Like a cold, the flu is caused by a virus. But the influenza virus generally makes people sicker than the common cold. Symptoms include extreme fatigue, fever, headache, body aches, nasal congestion, sore throat and a dry cough. It usually takes a week or two to recover, but people can develop complications, such as bronchitis or pneumonia.
High-risk groups, especially the elderly, are more likely to get the shots, Pfalzgraf said.
"But the general healthy population is far more difficult to encourage," he said.
Part of the problem is that many people have misconceptions about flu shots.
"I think there are a fair number of people who think they can get the flu from the flu shot," Pfalzgraf said.
But in fact, flu shots are made from dead virus, meaning they can't give you influenza. Federal health officials say that people in high-risk groups should get flu shots, and almost anyone else can.
Many health experts believe last year changed many attitudes.
"Medical practitioners are trying to project that there probably will be quite a few people who want to get their flu shots this year," said Bonnie Hebert, spokeswoman for the federal Centers for Disease Control and Prevention.
Dr. Lane France, medical director of Pediatric Health Care Alliance, hopes any change will mark a permanent shift, not a one-season panic.
"What we'd like to have happen eventually is for the flu vaccination to become as routine as other vaccinations," he said.

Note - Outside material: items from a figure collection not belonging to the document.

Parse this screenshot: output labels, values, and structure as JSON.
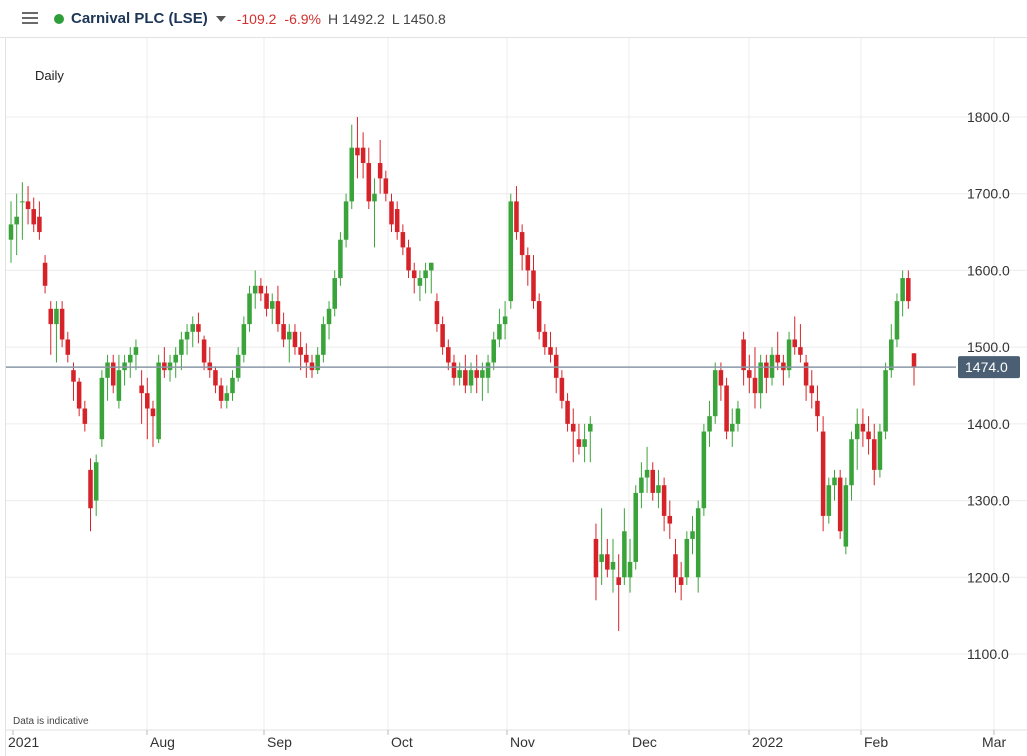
{
  "header": {
    "instrument": "Carnival PLC (LSE)",
    "change": "-109.2",
    "change_pct": "-6.9%",
    "high": "H 1492.2",
    "low": "L 1450.8",
    "status_color": "#2e9e3a"
  },
  "period_label": "Daily",
  "disclaimer": "Data is indicative",
  "last_price_label": "1474.0",
  "colors": {
    "up": "#3aa43a",
    "down": "#d6232a",
    "price_line": "#8a97a6",
    "price_badge": "#4a5f73"
  },
  "chart_data": {
    "type": "candlestick",
    "title": "",
    "ylim": [
      1000,
      1860
    ],
    "y_ticks": [
      "1800.0",
      "1700.0",
      "1600.0",
      "1500.0",
      "1400.0",
      "1300.0",
      "1200.0",
      "1100.0"
    ],
    "x_labels": [
      "2021",
      "Aug",
      "Sep",
      "Oct",
      "Nov",
      "Dec",
      "2022",
      "Feb",
      "Mar"
    ],
    "last_price": 1474.0,
    "candles": [
      {
        "o": 1640,
        "h": 1690,
        "l": 1610,
        "c": 1660
      },
      {
        "o": 1660,
        "h": 1700,
        "l": 1620,
        "c": 1670
      },
      {
        "o": 1690,
        "h": 1715,
        "l": 1640,
        "c": 1690
      },
      {
        "o": 1690,
        "h": 1710,
        "l": 1660,
        "c": 1680
      },
      {
        "o": 1680,
        "h": 1695,
        "l": 1650,
        "c": 1660
      },
      {
        "o": 1670,
        "h": 1690,
        "l": 1640,
        "c": 1650
      },
      {
        "o": 1610,
        "h": 1620,
        "l": 1570,
        "c": 1580
      },
      {
        "o": 1550,
        "h": 1560,
        "l": 1490,
        "c": 1530
      },
      {
        "o": 1530,
        "h": 1560,
        "l": 1480,
        "c": 1550
      },
      {
        "o": 1550,
        "h": 1560,
        "l": 1500,
        "c": 1510
      },
      {
        "o": 1510,
        "h": 1520,
        "l": 1480,
        "c": 1490
      },
      {
        "o": 1470,
        "h": 1480,
        "l": 1430,
        "c": 1455
      },
      {
        "o": 1455,
        "h": 1460,
        "l": 1410,
        "c": 1420
      },
      {
        "o": 1420,
        "h": 1430,
        "l": 1390,
        "c": 1400
      },
      {
        "o": 1340,
        "h": 1355,
        "l": 1260,
        "c": 1290
      },
      {
        "o": 1300,
        "h": 1360,
        "l": 1280,
        "c": 1350
      },
      {
        "o": 1380,
        "h": 1470,
        "l": 1370,
        "c": 1460
      },
      {
        "o": 1460,
        "h": 1490,
        "l": 1430,
        "c": 1480
      },
      {
        "o": 1480,
        "h": 1490,
        "l": 1440,
        "c": 1450
      },
      {
        "o": 1430,
        "h": 1490,
        "l": 1420,
        "c": 1470
      },
      {
        "o": 1470,
        "h": 1490,
        "l": 1450,
        "c": 1480
      },
      {
        "o": 1480,
        "h": 1500,
        "l": 1460,
        "c": 1490
      },
      {
        "o": 1490,
        "h": 1510,
        "l": 1470,
        "c": 1500
      },
      {
        "o": 1450,
        "h": 1470,
        "l": 1400,
        "c": 1440
      },
      {
        "o": 1440,
        "h": 1460,
        "l": 1380,
        "c": 1420
      },
      {
        "o": 1420,
        "h": 1430,
        "l": 1370,
        "c": 1410
      },
      {
        "o": 1380,
        "h": 1490,
        "l": 1375,
        "c": 1480
      },
      {
        "o": 1480,
        "h": 1500,
        "l": 1460,
        "c": 1470
      },
      {
        "o": 1470,
        "h": 1490,
        "l": 1455,
        "c": 1480
      },
      {
        "o": 1480,
        "h": 1500,
        "l": 1460,
        "c": 1490
      },
      {
        "o": 1490,
        "h": 1520,
        "l": 1470,
        "c": 1510
      },
      {
        "o": 1510,
        "h": 1530,
        "l": 1490,
        "c": 1520
      },
      {
        "o": 1520,
        "h": 1540,
        "l": 1500,
        "c": 1530
      },
      {
        "o": 1530,
        "h": 1545,
        "l": 1505,
        "c": 1520
      },
      {
        "o": 1510,
        "h": 1515,
        "l": 1470,
        "c": 1480
      },
      {
        "o": 1480,
        "h": 1500,
        "l": 1460,
        "c": 1470
      },
      {
        "o": 1470,
        "h": 1475,
        "l": 1440,
        "c": 1450
      },
      {
        "o": 1450,
        "h": 1460,
        "l": 1420,
        "c": 1430
      },
      {
        "o": 1430,
        "h": 1450,
        "l": 1420,
        "c": 1440
      },
      {
        "o": 1440,
        "h": 1470,
        "l": 1430,
        "c": 1460
      },
      {
        "o": 1460,
        "h": 1500,
        "l": 1455,
        "c": 1490
      },
      {
        "o": 1490,
        "h": 1540,
        "l": 1480,
        "c": 1530
      },
      {
        "o": 1530,
        "h": 1580,
        "l": 1520,
        "c": 1570
      },
      {
        "o": 1570,
        "h": 1600,
        "l": 1550,
        "c": 1580
      },
      {
        "o": 1580,
        "h": 1590,
        "l": 1560,
        "c": 1570
      },
      {
        "o": 1570,
        "h": 1580,
        "l": 1540,
        "c": 1550
      },
      {
        "o": 1550,
        "h": 1570,
        "l": 1530,
        "c": 1560
      },
      {
        "o": 1560,
        "h": 1580,
        "l": 1520,
        "c": 1530
      },
      {
        "o": 1530,
        "h": 1545,
        "l": 1500,
        "c": 1510
      },
      {
        "o": 1510,
        "h": 1530,
        "l": 1480,
        "c": 1520
      },
      {
        "o": 1520,
        "h": 1530,
        "l": 1490,
        "c": 1500
      },
      {
        "o": 1500,
        "h": 1520,
        "l": 1470,
        "c": 1490
      },
      {
        "o": 1490,
        "h": 1505,
        "l": 1460,
        "c": 1480
      },
      {
        "o": 1480,
        "h": 1490,
        "l": 1460,
        "c": 1470
      },
      {
        "o": 1470,
        "h": 1500,
        "l": 1465,
        "c": 1490
      },
      {
        "o": 1490,
        "h": 1540,
        "l": 1480,
        "c": 1530
      },
      {
        "o": 1530,
        "h": 1560,
        "l": 1510,
        "c": 1550
      },
      {
        "o": 1550,
        "h": 1600,
        "l": 1540,
        "c": 1590
      },
      {
        "o": 1590,
        "h": 1650,
        "l": 1580,
        "c": 1640
      },
      {
        "o": 1640,
        "h": 1700,
        "l": 1630,
        "c": 1690
      },
      {
        "o": 1690,
        "h": 1790,
        "l": 1680,
        "c": 1760
      },
      {
        "o": 1760,
        "h": 1800,
        "l": 1720,
        "c": 1750
      },
      {
        "o": 1760,
        "h": 1780,
        "l": 1720,
        "c": 1740
      },
      {
        "o": 1740,
        "h": 1760,
        "l": 1680,
        "c": 1690
      },
      {
        "o": 1690,
        "h": 1720,
        "l": 1630,
        "c": 1700
      },
      {
        "o": 1740,
        "h": 1770,
        "l": 1700,
        "c": 1720
      },
      {
        "o": 1720,
        "h": 1730,
        "l": 1690,
        "c": 1700
      },
      {
        "o": 1690,
        "h": 1700,
        "l": 1650,
        "c": 1660
      },
      {
        "o": 1680,
        "h": 1690,
        "l": 1640,
        "c": 1650
      },
      {
        "o": 1650,
        "h": 1660,
        "l": 1620,
        "c": 1630
      },
      {
        "o": 1630,
        "h": 1640,
        "l": 1590,
        "c": 1600
      },
      {
        "o": 1600,
        "h": 1610,
        "l": 1570,
        "c": 1590
      },
      {
        "o": 1580,
        "h": 1600,
        "l": 1560,
        "c": 1590
      },
      {
        "o": 1590,
        "h": 1610,
        "l": 1570,
        "c": 1600
      },
      {
        "o": 1600,
        "h": 1610,
        "l": 1570,
        "c": 1610
      },
      {
        "o": 1560,
        "h": 1570,
        "l": 1520,
        "c": 1530
      },
      {
        "o": 1530,
        "h": 1540,
        "l": 1490,
        "c": 1500
      },
      {
        "o": 1500,
        "h": 1510,
        "l": 1470,
        "c": 1480
      },
      {
        "o": 1480,
        "h": 1490,
        "l": 1450,
        "c": 1460
      },
      {
        "o": 1460,
        "h": 1480,
        "l": 1450,
        "c": 1470
      },
      {
        "o": 1470,
        "h": 1490,
        "l": 1440,
        "c": 1450
      },
      {
        "o": 1450,
        "h": 1480,
        "l": 1440,
        "c": 1470
      },
      {
        "o": 1470,
        "h": 1490,
        "l": 1440,
        "c": 1460
      },
      {
        "o": 1460,
        "h": 1480,
        "l": 1430,
        "c": 1470
      },
      {
        "o": 1460,
        "h": 1490,
        "l": 1440,
        "c": 1480
      },
      {
        "o": 1480,
        "h": 1520,
        "l": 1470,
        "c": 1510
      },
      {
        "o": 1510,
        "h": 1550,
        "l": 1500,
        "c": 1530
      },
      {
        "o": 1530,
        "h": 1560,
        "l": 1510,
        "c": 1540
      },
      {
        "o": 1560,
        "h": 1700,
        "l": 1550,
        "c": 1690
      },
      {
        "o": 1690,
        "h": 1710,
        "l": 1640,
        "c": 1650
      },
      {
        "o": 1650,
        "h": 1660,
        "l": 1600,
        "c": 1620
      },
      {
        "o": 1620,
        "h": 1630,
        "l": 1580,
        "c": 1600
      },
      {
        "o": 1600,
        "h": 1620,
        "l": 1550,
        "c": 1560
      },
      {
        "o": 1560,
        "h": 1570,
        "l": 1510,
        "c": 1520
      },
      {
        "o": 1520,
        "h": 1530,
        "l": 1490,
        "c": 1500
      },
      {
        "o": 1500,
        "h": 1520,
        "l": 1480,
        "c": 1490
      },
      {
        "o": 1490,
        "h": 1500,
        "l": 1440,
        "c": 1460
      },
      {
        "o": 1460,
        "h": 1470,
        "l": 1420,
        "c": 1430
      },
      {
        "o": 1430,
        "h": 1440,
        "l": 1390,
        "c": 1400
      },
      {
        "o": 1400,
        "h": 1420,
        "l": 1350,
        "c": 1390
      },
      {
        "o": 1380,
        "h": 1400,
        "l": 1360,
        "c": 1370
      },
      {
        "o": 1370,
        "h": 1400,
        "l": 1350,
        "c": 1380
      },
      {
        "o": 1390,
        "h": 1410,
        "l": 1350,
        "c": 1400
      },
      {
        "o": 1250,
        "h": 1270,
        "l": 1170,
        "c": 1200
      },
      {
        "o": 1220,
        "h": 1290,
        "l": 1190,
        "c": 1230
      },
      {
        "o": 1230,
        "h": 1250,
        "l": 1200,
        "c": 1210
      },
      {
        "o": 1210,
        "h": 1250,
        "l": 1180,
        "c": 1220
      },
      {
        "o": 1200,
        "h": 1230,
        "l": 1130,
        "c": 1190
      },
      {
        "o": 1200,
        "h": 1290,
        "l": 1190,
        "c": 1260
      },
      {
        "o": 1200,
        "h": 1250,
        "l": 1180,
        "c": 1220
      },
      {
        "o": 1220,
        "h": 1320,
        "l": 1210,
        "c": 1310
      },
      {
        "o": 1310,
        "h": 1350,
        "l": 1290,
        "c": 1330
      },
      {
        "o": 1330,
        "h": 1370,
        "l": 1310,
        "c": 1340
      },
      {
        "o": 1340,
        "h": 1350,
        "l": 1300,
        "c": 1310
      },
      {
        "o": 1310,
        "h": 1340,
        "l": 1290,
        "c": 1320
      },
      {
        "o": 1320,
        "h": 1330,
        "l": 1260,
        "c": 1280
      },
      {
        "o": 1280,
        "h": 1300,
        "l": 1250,
        "c": 1270
      },
      {
        "o": 1230,
        "h": 1250,
        "l": 1180,
        "c": 1200
      },
      {
        "o": 1200,
        "h": 1220,
        "l": 1170,
        "c": 1190
      },
      {
        "o": 1200,
        "h": 1260,
        "l": 1190,
        "c": 1250
      },
      {
        "o": 1250,
        "h": 1280,
        "l": 1230,
        "c": 1260
      },
      {
        "o": 1200,
        "h": 1300,
        "l": 1180,
        "c": 1290
      },
      {
        "o": 1290,
        "h": 1400,
        "l": 1280,
        "c": 1390
      },
      {
        "o": 1390,
        "h": 1430,
        "l": 1370,
        "c": 1410
      },
      {
        "o": 1410,
        "h": 1480,
        "l": 1400,
        "c": 1470
      },
      {
        "o": 1470,
        "h": 1480,
        "l": 1430,
        "c": 1450
      },
      {
        "o": 1450,
        "h": 1460,
        "l": 1380,
        "c": 1390
      },
      {
        "o": 1390,
        "h": 1420,
        "l": 1370,
        "c": 1400
      },
      {
        "o": 1400,
        "h": 1430,
        "l": 1390,
        "c": 1420
      },
      {
        "o": 1510,
        "h": 1520,
        "l": 1450,
        "c": 1470
      },
      {
        "o": 1470,
        "h": 1490,
        "l": 1440,
        "c": 1460
      },
      {
        "o": 1460,
        "h": 1500,
        "l": 1420,
        "c": 1440
      },
      {
        "o": 1440,
        "h": 1490,
        "l": 1420,
        "c": 1480
      },
      {
        "o": 1480,
        "h": 1490,
        "l": 1440,
        "c": 1460
      },
      {
        "o": 1460,
        "h": 1500,
        "l": 1450,
        "c": 1490
      },
      {
        "o": 1490,
        "h": 1520,
        "l": 1470,
        "c": 1480
      },
      {
        "o": 1480,
        "h": 1490,
        "l": 1450,
        "c": 1470
      },
      {
        "o": 1470,
        "h": 1520,
        "l": 1460,
        "c": 1510
      },
      {
        "o": 1510,
        "h": 1540,
        "l": 1490,
        "c": 1500
      },
      {
        "o": 1500,
        "h": 1530,
        "l": 1480,
        "c": 1490
      },
      {
        "o": 1480,
        "h": 1490,
        "l": 1430,
        "c": 1450
      },
      {
        "o": 1450,
        "h": 1470,
        "l": 1420,
        "c": 1440
      },
      {
        "o": 1430,
        "h": 1450,
        "l": 1390,
        "c": 1410
      },
      {
        "o": 1390,
        "h": 1410,
        "l": 1260,
        "c": 1280
      },
      {
        "o": 1280,
        "h": 1330,
        "l": 1270,
        "c": 1320
      },
      {
        "o": 1320,
        "h": 1340,
        "l": 1300,
        "c": 1330
      },
      {
        "o": 1330,
        "h": 1340,
        "l": 1250,
        "c": 1260
      },
      {
        "o": 1240,
        "h": 1330,
        "l": 1230,
        "c": 1320
      },
      {
        "o": 1320,
        "h": 1390,
        "l": 1300,
        "c": 1380
      },
      {
        "o": 1380,
        "h": 1420,
        "l": 1340,
        "c": 1400
      },
      {
        "o": 1400,
        "h": 1420,
        "l": 1370,
        "c": 1390
      },
      {
        "o": 1390,
        "h": 1410,
        "l": 1360,
        "c": 1380
      },
      {
        "o": 1380,
        "h": 1400,
        "l": 1320,
        "c": 1340
      },
      {
        "o": 1340,
        "h": 1400,
        "l": 1330,
        "c": 1390
      },
      {
        "o": 1390,
        "h": 1480,
        "l": 1380,
        "c": 1470
      },
      {
        "o": 1470,
        "h": 1530,
        "l": 1460,
        "c": 1510
      },
      {
        "o": 1510,
        "h": 1570,
        "l": 1500,
        "c": 1560
      },
      {
        "o": 1560,
        "h": 1600,
        "l": 1540,
        "c": 1590
      },
      {
        "o": 1590,
        "h": 1600,
        "l": 1550,
        "c": 1560
      },
      {
        "o": 1492,
        "h": 1492,
        "l": 1450,
        "c": 1474
      }
    ]
  }
}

But in the end, it's all a guessing game. The formula for the flu shots changes each year, based on what type of flu health officials think is circulating. That means the shots are only good for one season, and doctors must toss what they don't use.
"We bit the bullet" by increasing their flu shot order by 50 percent, France said. "If we get stuck with it this year, it'll be expensive. But we really feel kids should be immunized."
Others plan to re-order during the season. That's what local health departments did last year, eventually giving out about 80,000 pediatric shots. But even with this year's large initial order, the state will order more as they are needed, said state spokeswoman Jackie DiPietre.
Last week, one of the nation's two flu manufacturers announced that some of its shots were contaminated, delaying delivery of some shipments. That could delay some shipments of shots, but federal officials say that at this point, they don't expect a significant problem.
Because Florida's flu season tends to start later than northern states, most doctors here don't start giving most flu shots until October. So it's too soon to say whether the contamination will delay any shots here, said Joanne Schulte, medical epidemiologist with the state health department.
"Since we're later in the pipeline, we don't know yet if it will have any impact," she said.
But St. Petersburg resident Russ Arsenault won't be taking chances. Last year, his twin daughters' pediatrician ran out of shots, and he was worried until another shipment came in. This year, 8-year-olds Kaley and Brittaney will get vaccinated earlier.
He said he feels so strongly because he still remembers his own bout with the flu in the 1960s.
"I was in bed for two weeks," he said. "It was the worst sickness I've ever had."